Researching Palestinians killing Jews and publicly pressuring the PA would do none of those things.



 


Former Palestinian prime minister and Oslo negotiator Ahmed Qurei, known as "Abu Alaa'", died last week in Ramallah.

He is being praised as a brilliant negotiator and peacemaker.


Mr. Qurei’s Israeli and American interlocutors remembered him as a trustworthy, creative, shrewd and often humorous negotiator.

“Together we’ve tried to bring peace to our peoples in an understanding that it’s our responsibility to make a better future to our children,” Tzipi Livni, a former Israeli minister and peace negotiator, wrote on Twitter after Mr. Qurei’s death.

Dennis Ross, a Middle East envoy and the chief peace negotiator in the administrations of presidents George H.W. Bush and Bill Clinton, recalled Mr. Qurei as “someone who was engaging and often brilliant as a negotiator.”

“He knew how to acknowledge Israeli concerns about security to gain acceptance of Palestinian needs,” Mr. Ross wrote in an email.
There is no doubt that, compared to Palestinians in general, Qurei was a moderate.
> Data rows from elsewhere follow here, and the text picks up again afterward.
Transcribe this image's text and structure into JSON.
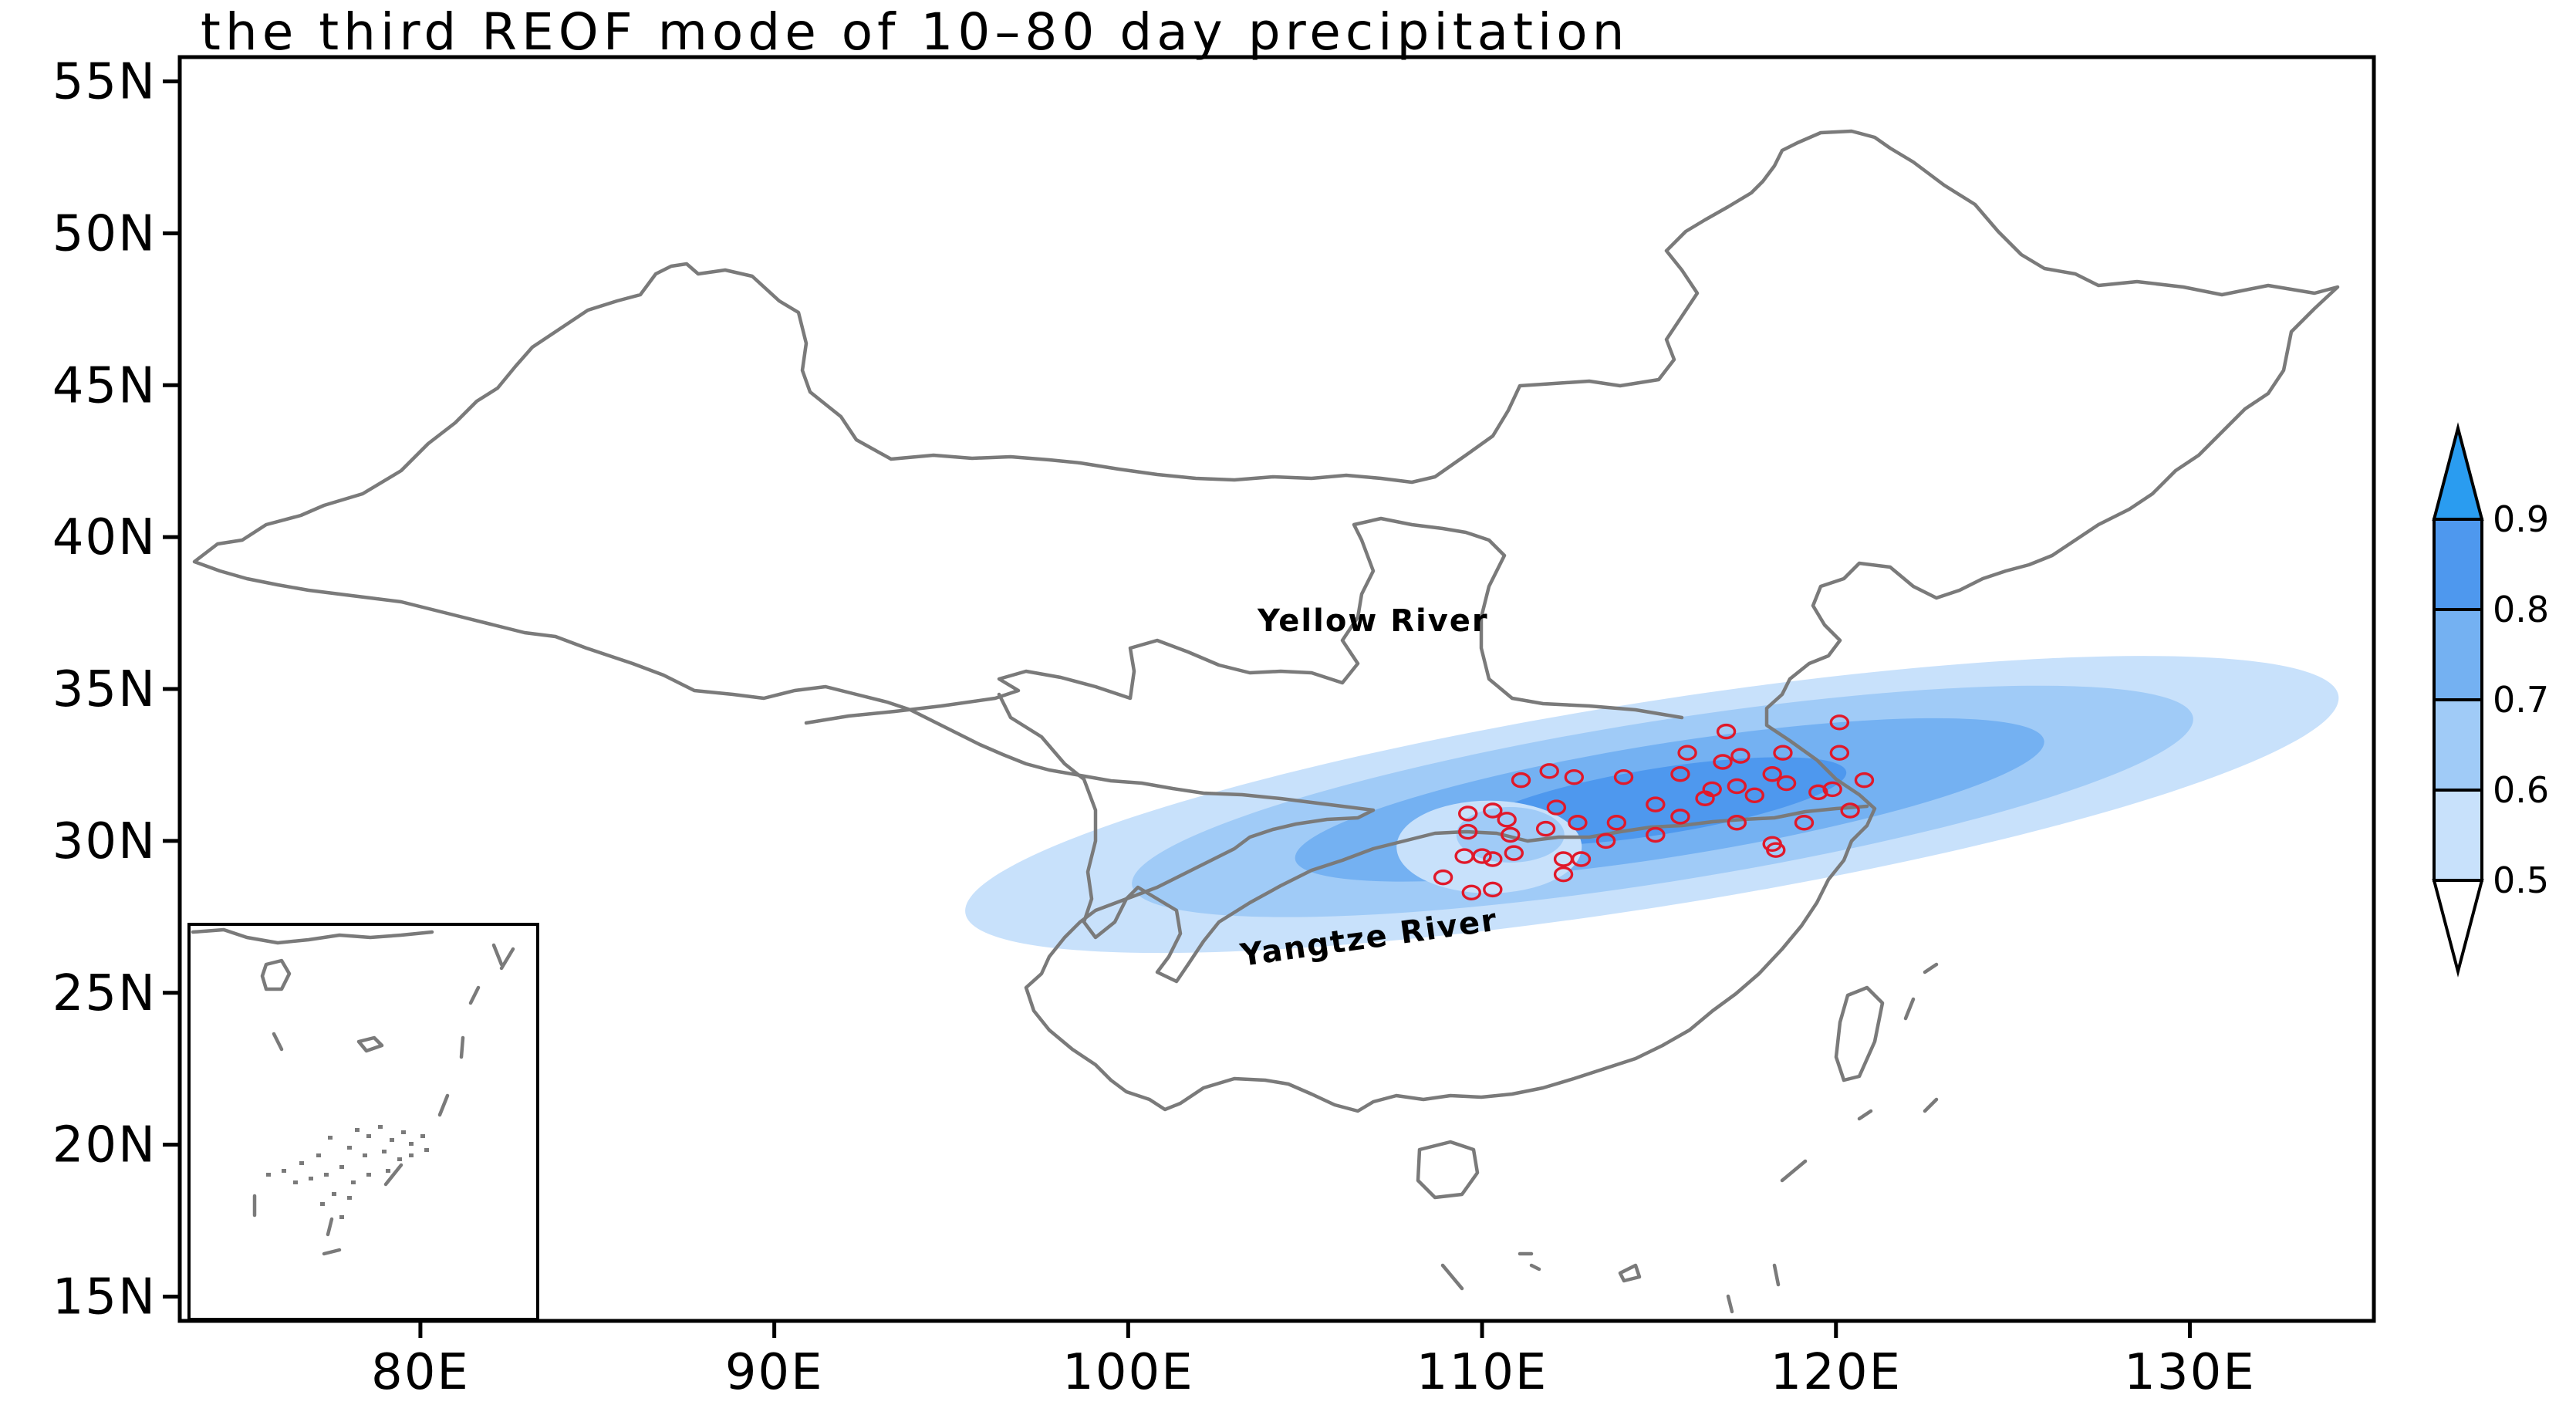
{
  "title": "the third REOF mode of 10–80 day precipitation",
  "map": {
    "lon_range": [
      73.2,
      135.2
    ],
    "lat_range": [
      14.2,
      55.8
    ],
    "x_ticks": [
      "80E",
      "90E",
      "100E",
      "110E",
      "120E",
      "130E"
    ],
    "y_ticks": [
      "55N",
      "50N",
      "45N",
      "40N",
      "35N",
      "30N",
      "25N",
      "20N",
      "15N"
    ],
    "labels": {
      "yellow_river": "Yellow River",
      "yangtze_river": "Yangtze River"
    },
    "colors": {
      "yellow_river": "#f0862a",
      "yangtze_river": "#1c4bf0",
      "station": "#e0192a",
      "coastline": "#7a7a7a"
    },
    "inset": "South China Sea islands inset"
  },
  "colorbar": {
    "levels": [
      "0.5",
      "0.6",
      "0.7",
      "0.8",
      "0.9"
    ],
    "colors": [
      "#ffffff",
      "#c8e1fb",
      "#a0cbf7",
      "#74b1f2",
      "#4e98ee",
      "#2a9cf0"
    ],
    "extend": "both"
  },
  "chart_data": {
    "type": "heatmap",
    "title": "the third REOF mode of 10–80 day precipitation",
    "xlabel": "",
    "ylabel": "",
    "xlim": [
      73.2,
      135.2
    ],
    "ylim": [
      14.2,
      55.8
    ],
    "x_ticks": [
      "80E",
      "90E",
      "100E",
      "110E",
      "120E",
      "130E"
    ],
    "y_ticks": [
      "55N",
      "50N",
      "45N",
      "40N",
      "35N",
      "30N",
      "25N",
      "20N",
      "15N"
    ],
    "contour_levels": [
      0.5,
      0.6,
      0.7,
      0.8,
      0.9
    ],
    "contour_region": {
      "description": "loading maximum along middle-lower Yangtze River",
      "center_lon": 114.8,
      "center_lat": 31.2,
      "peak_value": 0.85
    },
    "stations": [
      [
        109.6,
        30.9
      ],
      [
        110.3,
        31.0
      ],
      [
        109.6,
        30.3
      ],
      [
        110.0,
        29.5
      ],
      [
        109.5,
        29.5
      ],
      [
        110.3,
        29.4
      ],
      [
        110.7,
        30.7
      ],
      [
        110.8,
        30.2
      ],
      [
        110.9,
        29.6
      ],
      [
        108.9,
        28.8
      ],
      [
        109.7,
        28.3
      ],
      [
        110.3,
        28.4
      ],
      [
        111.1,
        32.0
      ],
      [
        111.9,
        32.3
      ],
      [
        111.8,
        30.4
      ],
      [
        112.1,
        31.1
      ],
      [
        112.3,
        29.4
      ],
      [
        112.6,
        32.1
      ],
      [
        112.7,
        30.6
      ],
      [
        112.3,
        28.9
      ],
      [
        112.8,
        29.4
      ],
      [
        113.5,
        30.0
      ],
      [
        113.8,
        30.6
      ],
      [
        114.0,
        32.1
      ],
      [
        114.9,
        31.2
      ],
      [
        114.9,
        30.2
      ],
      [
        115.6,
        30.8
      ],
      [
        115.6,
        32.2
      ],
      [
        115.8,
        32.9
      ],
      [
        116.3,
        31.4
      ],
      [
        116.5,
        31.7
      ],
      [
        116.9,
        33.6
      ],
      [
        116.8,
        32.6
      ],
      [
        117.3,
        32.8
      ],
      [
        117.2,
        31.8
      ],
      [
        117.2,
        30.6
      ],
      [
        117.7,
        31.5
      ],
      [
        118.2,
        32.2
      ],
      [
        118.2,
        29.9
      ],
      [
        118.3,
        29.7
      ],
      [
        118.5,
        32.9
      ],
      [
        118.6,
        31.9
      ],
      [
        119.1,
        30.6
      ],
      [
        119.5,
        31.6
      ],
      [
        119.9,
        31.7
      ],
      [
        120.1,
        32.9
      ],
      [
        120.1,
        33.9
      ],
      [
        120.4,
        31.0
      ],
      [
        120.8,
        32.0
      ]
    ]
  }
}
He spoke out against the second intifada's terror attacks (although not against the intifada altogether.)
Yet even his comparative moderation proves how immoral Palestinian leaders are.

If you read his words carefully, he - along with all other "moderate" Palestinian leaders - never objected to suicide bombings or blowing up pizza shops on moral grounds, even when he claimed he was.

This is from his quarterly report on his government's activity to the Palestinian Legislative Council on March 31, 2004:

We believe that the blood of [Hamas leader] Sheikh Yassin was not spilled in vain… The struggle against the crimes of the occupation was harmed because of the operations against Israeli civilians. These [operations] served as a pretext for the continuation of the [Israeli] aggression. We have condemned them [i.e., the operations], and we must oppose them morally. We stress again our opposition to these [operations] from this platform, because they harm the image of the [Palestinian] national struggle and create confusion and misunderstanding in the international community. These operations damage us economically and serve as a cover for the Israeli government to continue the settlements and the construction of the fence.
The opposition to operations [against Israeli civilians] comes not only because they contradict the road map option, but also because they contribute to the accumulated hatred, enmity, and lack of trust … and weaken the peace camp.

Even though he says "we must oppose them morally," in context even that means that they must oppose them for political and tactical reasons. Terrorism makes Palestinians look bad to the international community, it hurts their cause, it damages them economically, it weakens the Israeli peace camp. But he doesn't express the least bit of anger or horror at actually blowing up Israeli civilians.

And when it comes to his own Fatah faction slaughtering Israelis, he was an enthusiastic fan. Look how animated he is in this video, as he praises one of the comrades of Dalal Mughrabi and participant in her murder of 38 Israelis including 13 children, to great applause from the entire Fatah leadership at the 2009 Fatah Convention.


We have with us today the hero Khaled Abu Asba’, the hero from the [1978] operation of the martyr Dalal A-Mughrabi. We salute and welcome him, and [we say] to the martyred heroine Dalal: All glory to you, all glory to you. All our sisters here are the sister of Dalal.
Abu Alaa 'certainly had no moral qualms about that terror attack. He vigorously praised it.
This is the story that the Western media simply doesn't want the world to know. Just this past week we've witnessed this whitewashing of history in articles and obituaries about Jimmy Carter, James Abourezk and now Ahmed Qurei. (Not in the same league but equally antisemitic was the late Yossi Gurvitz.)

If they had said something explicitly racist, their obituaries would at least mention it; but when they have histories of antisemitism or support for terror against Jews - nothing.

For all the talk about how awful antisemitism is, the media sure works hard to sweep it under the rug when it comes from anyone who isn't politically on the Right.